Genuine question is that more to do with the regional bank knowing the market or more to do with JPMorgan Chase having more stringent regulatory requirements and controls? Maybe a little of both?
MegaBanks have automated procedures which are more about automated bureaucracy than regulations.
If Computer Says No, nothing is happening. But Computer lacks any sense of context or local variation. By definition decisions are based on national stats which average a lot of behaviour.
Smaller banks have people - who are probably experts - making contextual loan decisions. Someone's good character and work ethic - or lack of - is going to influence the decision.
This doesn't make decisions infallible, but it's the difference between small-focus rigid decision making, and broad-focus community-dependent decision making.
It's also why so many people are caught in the rental trap. Many of them are perfectly able to afford a mortgage, but they don't match the bureaucratic criteria on some relatively minor point, and so Computer Says No.

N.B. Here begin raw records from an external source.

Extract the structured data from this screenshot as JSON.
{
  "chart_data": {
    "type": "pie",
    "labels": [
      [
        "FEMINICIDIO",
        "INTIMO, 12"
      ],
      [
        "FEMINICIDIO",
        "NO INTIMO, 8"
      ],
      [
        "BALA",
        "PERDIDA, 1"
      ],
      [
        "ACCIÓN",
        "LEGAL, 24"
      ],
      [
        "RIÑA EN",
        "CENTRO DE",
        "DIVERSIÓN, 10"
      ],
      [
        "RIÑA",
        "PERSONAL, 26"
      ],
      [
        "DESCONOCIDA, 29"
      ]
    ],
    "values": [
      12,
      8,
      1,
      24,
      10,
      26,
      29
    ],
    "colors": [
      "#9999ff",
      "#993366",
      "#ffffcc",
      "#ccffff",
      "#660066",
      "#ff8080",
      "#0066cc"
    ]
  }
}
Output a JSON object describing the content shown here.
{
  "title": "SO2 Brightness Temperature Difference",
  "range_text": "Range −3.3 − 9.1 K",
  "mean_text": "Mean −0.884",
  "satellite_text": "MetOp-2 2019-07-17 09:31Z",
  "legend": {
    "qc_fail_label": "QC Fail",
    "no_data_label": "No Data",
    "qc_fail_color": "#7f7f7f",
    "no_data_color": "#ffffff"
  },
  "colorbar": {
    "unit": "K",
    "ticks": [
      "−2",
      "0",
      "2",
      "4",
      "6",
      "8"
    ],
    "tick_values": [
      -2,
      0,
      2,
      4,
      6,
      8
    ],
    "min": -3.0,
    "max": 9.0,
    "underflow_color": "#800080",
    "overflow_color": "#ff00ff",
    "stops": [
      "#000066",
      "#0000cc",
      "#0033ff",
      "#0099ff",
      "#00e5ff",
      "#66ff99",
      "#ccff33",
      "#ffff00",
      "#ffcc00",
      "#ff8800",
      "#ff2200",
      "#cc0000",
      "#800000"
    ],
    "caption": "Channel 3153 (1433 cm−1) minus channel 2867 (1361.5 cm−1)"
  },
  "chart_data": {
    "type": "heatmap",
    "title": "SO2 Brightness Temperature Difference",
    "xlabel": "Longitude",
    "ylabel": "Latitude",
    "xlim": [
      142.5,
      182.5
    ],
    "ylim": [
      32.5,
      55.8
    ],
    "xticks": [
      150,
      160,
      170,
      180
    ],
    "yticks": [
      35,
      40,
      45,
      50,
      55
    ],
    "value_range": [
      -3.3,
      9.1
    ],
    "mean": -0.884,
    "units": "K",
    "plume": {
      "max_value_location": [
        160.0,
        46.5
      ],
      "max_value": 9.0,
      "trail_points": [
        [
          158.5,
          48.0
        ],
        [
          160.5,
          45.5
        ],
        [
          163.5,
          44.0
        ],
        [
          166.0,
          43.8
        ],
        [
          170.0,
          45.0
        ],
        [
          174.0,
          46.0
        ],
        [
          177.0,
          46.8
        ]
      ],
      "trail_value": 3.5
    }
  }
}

It's also why credit scoring is so slanted. I have a perfect payment record, but no loan history because it's more than six years since I paid off all my debts. If I apply for a credit card I'll be marked down because I don't have a large existing credit limit.
This is deliberate policy, because lenders don't want people like me who will pay off the balance in full every month. They want borrowers who won't. This prioritises immediate profitability - until the loan book blows up with a wave of defaults during a recession, because these borrowers are inherently riskier.
Both. It isn't worth JP Morgan's time to understand the different neighborhoods in Boston. Their computer model is their computer model. But think about where you live. I'm sure you can tell me that certain streets are desirable and certain streets much less so. Maybe there is a block nearby with particularly nice foliage that makes it look good. Information that you wouldn't know by looking at a map. A regional lender might be tuned-in to things like that in a way that a megabank won't be, because it's not worth their time to get to know each and every neighborhood.
Seems more like a long-tail thing... mega banks take all the standard things that can be bundled into megasecurities, let someone else worry about all the things that don't fit into a standard box.